シンガーソングライターの有華が配信シングル「Baby you」で日本コロムビアよりメジャーデビューを果たした。片想いというシチュエーションは切なげに描かれがちだが、有華が今作で描き出したのは“私を見てよ!”と言わんばかりのパワフルな心情。楽曲中に出てくる女の子同様にエネルギッシュな彼女に、今作のみならず、2022年を振り返りつつ現在の心境についてうかがった。

“聴く人に寄り添いたい”
という強い想い

2022年7月に配信EP『Stamp Rally』(2022年6月発表)を引っ提げて開催した全国ツアーはいかがでした?

やっぱり「Partner」(『Stamp Rally』収録曲)を演奏した時のみんなの反応がものすごかったことが衝撃的でしたね。テンションの上がり具合が今までとは全然違うと言いますか。今までは「バースデーソング -2022 ver.-」(『Stamp Rally』収録曲)を代表曲として考えていたんですけど、それが一気に覆りました。でも、最新曲だけでなく、昔の曲を聴いて泣いているファンの子もいましたし、昔からの楽曲も変わらずに愛してくれている人もたくさんいるんだなと思えた、感謝と喜びに満ちたツアーでした。あとは、バンドメンバーのみなさんと一緒に車に乗って全国を回ったんですけど、それも初めてで新鮮でした。バンのシートがめちゃくちゃ硬くて、お尻が痛すぎましたけど…(笑)。そうして仲間と苦楽をともにしながらいろんな場所に行けて、とても楽しかったです。
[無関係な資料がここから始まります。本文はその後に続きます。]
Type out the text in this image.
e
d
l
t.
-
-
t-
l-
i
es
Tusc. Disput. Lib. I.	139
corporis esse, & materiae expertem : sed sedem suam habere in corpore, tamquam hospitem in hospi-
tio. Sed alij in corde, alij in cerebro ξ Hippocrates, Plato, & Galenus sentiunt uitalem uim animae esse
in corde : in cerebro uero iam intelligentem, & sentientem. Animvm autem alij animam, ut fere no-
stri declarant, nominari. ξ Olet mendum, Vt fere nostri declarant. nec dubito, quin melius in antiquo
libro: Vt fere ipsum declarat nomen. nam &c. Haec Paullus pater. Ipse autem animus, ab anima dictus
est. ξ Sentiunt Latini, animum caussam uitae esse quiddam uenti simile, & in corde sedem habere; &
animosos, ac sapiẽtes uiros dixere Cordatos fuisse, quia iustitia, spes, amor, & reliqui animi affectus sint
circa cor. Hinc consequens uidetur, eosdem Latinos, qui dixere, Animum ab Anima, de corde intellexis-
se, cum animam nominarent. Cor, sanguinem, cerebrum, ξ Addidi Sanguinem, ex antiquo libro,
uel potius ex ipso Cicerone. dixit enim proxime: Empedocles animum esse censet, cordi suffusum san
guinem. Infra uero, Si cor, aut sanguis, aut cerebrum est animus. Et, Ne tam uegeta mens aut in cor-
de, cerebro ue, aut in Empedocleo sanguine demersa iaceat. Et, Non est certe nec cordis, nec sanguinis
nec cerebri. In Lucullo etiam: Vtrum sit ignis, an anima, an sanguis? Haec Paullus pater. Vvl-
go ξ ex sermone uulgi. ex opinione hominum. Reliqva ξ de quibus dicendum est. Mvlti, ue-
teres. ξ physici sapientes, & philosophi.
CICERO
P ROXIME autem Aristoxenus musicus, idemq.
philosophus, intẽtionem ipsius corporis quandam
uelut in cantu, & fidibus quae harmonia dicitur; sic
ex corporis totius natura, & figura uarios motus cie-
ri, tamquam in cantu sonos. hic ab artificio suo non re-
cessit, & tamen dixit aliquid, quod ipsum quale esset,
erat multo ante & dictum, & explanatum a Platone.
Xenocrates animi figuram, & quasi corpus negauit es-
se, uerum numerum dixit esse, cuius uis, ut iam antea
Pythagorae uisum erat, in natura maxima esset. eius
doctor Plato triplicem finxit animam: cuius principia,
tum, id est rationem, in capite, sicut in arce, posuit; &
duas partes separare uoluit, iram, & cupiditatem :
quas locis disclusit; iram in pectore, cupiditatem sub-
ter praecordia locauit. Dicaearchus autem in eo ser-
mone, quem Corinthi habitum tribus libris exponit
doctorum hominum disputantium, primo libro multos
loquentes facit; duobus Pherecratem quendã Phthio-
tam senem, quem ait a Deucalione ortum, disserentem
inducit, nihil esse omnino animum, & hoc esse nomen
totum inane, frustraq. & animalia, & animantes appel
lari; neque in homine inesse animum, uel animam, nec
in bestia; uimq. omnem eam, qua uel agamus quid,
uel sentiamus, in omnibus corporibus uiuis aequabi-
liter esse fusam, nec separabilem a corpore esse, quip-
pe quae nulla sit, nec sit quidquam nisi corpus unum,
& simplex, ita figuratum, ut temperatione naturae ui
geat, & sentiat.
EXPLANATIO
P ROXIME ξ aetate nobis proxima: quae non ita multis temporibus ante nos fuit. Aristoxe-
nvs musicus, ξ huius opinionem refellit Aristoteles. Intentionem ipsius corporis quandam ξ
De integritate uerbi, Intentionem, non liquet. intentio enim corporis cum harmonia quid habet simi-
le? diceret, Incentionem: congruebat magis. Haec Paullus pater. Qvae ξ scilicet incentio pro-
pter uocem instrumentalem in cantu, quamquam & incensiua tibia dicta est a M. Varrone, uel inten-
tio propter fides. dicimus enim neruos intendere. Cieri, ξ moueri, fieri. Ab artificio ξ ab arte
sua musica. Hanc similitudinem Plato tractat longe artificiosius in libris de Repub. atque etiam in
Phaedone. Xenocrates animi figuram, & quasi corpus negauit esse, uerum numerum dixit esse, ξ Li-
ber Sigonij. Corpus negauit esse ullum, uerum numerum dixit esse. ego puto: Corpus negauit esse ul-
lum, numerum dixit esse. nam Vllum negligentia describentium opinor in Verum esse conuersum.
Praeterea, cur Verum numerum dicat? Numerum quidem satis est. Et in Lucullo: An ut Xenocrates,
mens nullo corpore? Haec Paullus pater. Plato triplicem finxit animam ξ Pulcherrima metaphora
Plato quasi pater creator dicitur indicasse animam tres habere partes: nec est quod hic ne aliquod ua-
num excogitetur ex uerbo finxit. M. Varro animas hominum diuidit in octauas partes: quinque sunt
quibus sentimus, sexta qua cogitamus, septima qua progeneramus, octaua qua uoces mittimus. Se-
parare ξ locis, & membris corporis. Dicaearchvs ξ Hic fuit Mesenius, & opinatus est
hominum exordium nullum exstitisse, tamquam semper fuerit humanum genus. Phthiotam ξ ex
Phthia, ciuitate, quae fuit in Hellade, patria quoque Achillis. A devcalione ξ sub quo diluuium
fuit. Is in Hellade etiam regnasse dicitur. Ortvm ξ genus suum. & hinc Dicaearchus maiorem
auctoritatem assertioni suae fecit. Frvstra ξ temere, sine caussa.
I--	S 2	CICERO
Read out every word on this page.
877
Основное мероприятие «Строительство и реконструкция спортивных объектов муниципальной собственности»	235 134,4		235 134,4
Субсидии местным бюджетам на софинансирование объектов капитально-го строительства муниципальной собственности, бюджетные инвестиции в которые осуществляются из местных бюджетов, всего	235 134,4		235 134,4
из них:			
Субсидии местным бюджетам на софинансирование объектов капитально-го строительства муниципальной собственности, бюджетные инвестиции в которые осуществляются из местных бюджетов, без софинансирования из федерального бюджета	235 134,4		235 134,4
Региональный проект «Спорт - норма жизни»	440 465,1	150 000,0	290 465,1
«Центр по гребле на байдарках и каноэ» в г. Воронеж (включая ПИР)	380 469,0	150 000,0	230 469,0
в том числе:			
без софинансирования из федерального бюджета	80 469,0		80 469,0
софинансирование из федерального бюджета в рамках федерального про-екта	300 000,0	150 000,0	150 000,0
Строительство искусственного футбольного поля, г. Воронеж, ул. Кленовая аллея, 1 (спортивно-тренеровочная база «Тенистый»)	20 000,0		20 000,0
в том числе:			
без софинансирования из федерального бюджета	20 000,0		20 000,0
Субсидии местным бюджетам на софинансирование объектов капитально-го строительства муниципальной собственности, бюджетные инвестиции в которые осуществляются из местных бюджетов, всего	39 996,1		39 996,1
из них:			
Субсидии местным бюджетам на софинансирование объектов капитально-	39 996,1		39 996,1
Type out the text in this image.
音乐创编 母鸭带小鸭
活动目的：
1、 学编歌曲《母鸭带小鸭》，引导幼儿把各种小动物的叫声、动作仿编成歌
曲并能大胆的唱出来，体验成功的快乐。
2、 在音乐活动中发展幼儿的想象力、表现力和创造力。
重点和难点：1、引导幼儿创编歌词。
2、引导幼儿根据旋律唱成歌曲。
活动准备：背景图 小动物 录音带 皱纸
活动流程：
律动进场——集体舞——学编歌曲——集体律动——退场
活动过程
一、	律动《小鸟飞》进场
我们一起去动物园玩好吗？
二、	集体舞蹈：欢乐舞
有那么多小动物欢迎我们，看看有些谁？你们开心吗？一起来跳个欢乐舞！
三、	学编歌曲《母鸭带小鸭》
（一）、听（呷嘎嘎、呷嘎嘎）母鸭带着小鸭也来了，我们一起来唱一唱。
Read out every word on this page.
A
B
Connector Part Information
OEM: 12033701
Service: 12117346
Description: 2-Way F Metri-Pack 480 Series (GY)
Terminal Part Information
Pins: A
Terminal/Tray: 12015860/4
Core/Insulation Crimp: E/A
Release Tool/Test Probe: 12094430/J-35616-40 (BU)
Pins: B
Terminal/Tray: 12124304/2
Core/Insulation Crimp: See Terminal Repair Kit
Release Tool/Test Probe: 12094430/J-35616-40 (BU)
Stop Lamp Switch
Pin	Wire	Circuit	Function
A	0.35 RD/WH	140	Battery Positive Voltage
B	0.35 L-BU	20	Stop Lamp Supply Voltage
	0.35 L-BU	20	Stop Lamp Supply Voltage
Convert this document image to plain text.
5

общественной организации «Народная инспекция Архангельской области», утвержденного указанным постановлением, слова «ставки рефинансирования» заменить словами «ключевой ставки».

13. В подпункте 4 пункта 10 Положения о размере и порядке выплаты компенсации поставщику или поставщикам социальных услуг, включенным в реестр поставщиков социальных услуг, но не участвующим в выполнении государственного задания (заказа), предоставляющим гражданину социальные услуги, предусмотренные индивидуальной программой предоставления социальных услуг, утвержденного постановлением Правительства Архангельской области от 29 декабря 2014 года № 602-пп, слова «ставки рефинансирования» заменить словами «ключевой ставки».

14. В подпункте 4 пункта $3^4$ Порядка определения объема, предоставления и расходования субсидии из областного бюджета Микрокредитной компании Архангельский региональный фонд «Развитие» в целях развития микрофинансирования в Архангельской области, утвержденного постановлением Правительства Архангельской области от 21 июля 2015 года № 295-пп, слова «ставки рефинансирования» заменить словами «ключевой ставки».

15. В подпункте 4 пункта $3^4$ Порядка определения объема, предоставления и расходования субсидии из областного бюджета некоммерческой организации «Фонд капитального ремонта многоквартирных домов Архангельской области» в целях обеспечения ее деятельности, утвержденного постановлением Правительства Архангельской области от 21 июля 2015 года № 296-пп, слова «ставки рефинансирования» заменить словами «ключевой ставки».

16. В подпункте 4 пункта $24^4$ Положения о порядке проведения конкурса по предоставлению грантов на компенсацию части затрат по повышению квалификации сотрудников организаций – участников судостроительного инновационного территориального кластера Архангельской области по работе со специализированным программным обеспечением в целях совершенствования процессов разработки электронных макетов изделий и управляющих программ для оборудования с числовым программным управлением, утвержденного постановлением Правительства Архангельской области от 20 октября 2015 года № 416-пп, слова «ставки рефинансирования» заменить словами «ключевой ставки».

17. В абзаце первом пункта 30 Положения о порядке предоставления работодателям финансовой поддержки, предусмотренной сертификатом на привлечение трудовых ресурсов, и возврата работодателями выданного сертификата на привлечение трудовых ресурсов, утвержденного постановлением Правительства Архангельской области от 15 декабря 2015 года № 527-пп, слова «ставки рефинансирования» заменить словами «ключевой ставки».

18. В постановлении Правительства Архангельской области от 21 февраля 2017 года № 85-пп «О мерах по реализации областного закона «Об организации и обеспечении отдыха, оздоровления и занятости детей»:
今のお話を聞くと、そのあとに仲間や友達への感謝と愛を歌った「Bestie」(2022年9月発表の配信シングル)が生まれたというのも必然のように感じますね。

そうですね。バンドメンバーのみなさんもそうですし、リリースをするたびに自分事のように喜んでくれる友達の歌を歌いたいと思って作ったので、おっしゃっていただいたとおりだと思います。

以前のインタビューで“今まで誰かのために歌ってきた中で、今は自分のために曲を書くようになった”とおっしゃられていたのですが、今の心境としてはどうですか?

あぁ、その質問は刺さるなぁ…(笑)。ちょうど最近、そのことを考えていたんですよ。インディーズ時代である今までって、自分がどうしたいかを一番先に考えて、それをどうファンの人たちに届けるかという考えのもとで活動していたんですよね。もちろんその基本姿勢が丸ごと変わったというわけではないんですけど、今は自分の中にある“誰かに寄り添える歌を歌いたい”という昔からのコンセプトに、より忠実に活動していきたいと思っているんです。だから、これからリリースする曲は自分のやりたいことも踏まえつつ、“聴いてくれる人がどういう音楽を求めているのか? 自分はどういう寄り添い方ができるのか?”を、今まで以上に汲んだ上で作っていこうと思っています。なので、友達のためから始まり、自分のため、リスナーのためというふうに巡ってきている最中です。

その変化は自然に受け入れられているんですか?

やっぱりマインドを切り替えるのが難しいところもありますね。なので、今までのやり方や自分が得意とする部分を持ち続けつつ、いかに変化を受け入れていくかという部分はすごく考えました。でも、どんなに考えたとしても、私自身がメジャーアーティストとしての立場で歌えているのは間違いなくリスナーの方々がいるからなので、支えてくださっているみなさんに寄り添いたい気持ちは今まで以上に強くなっています。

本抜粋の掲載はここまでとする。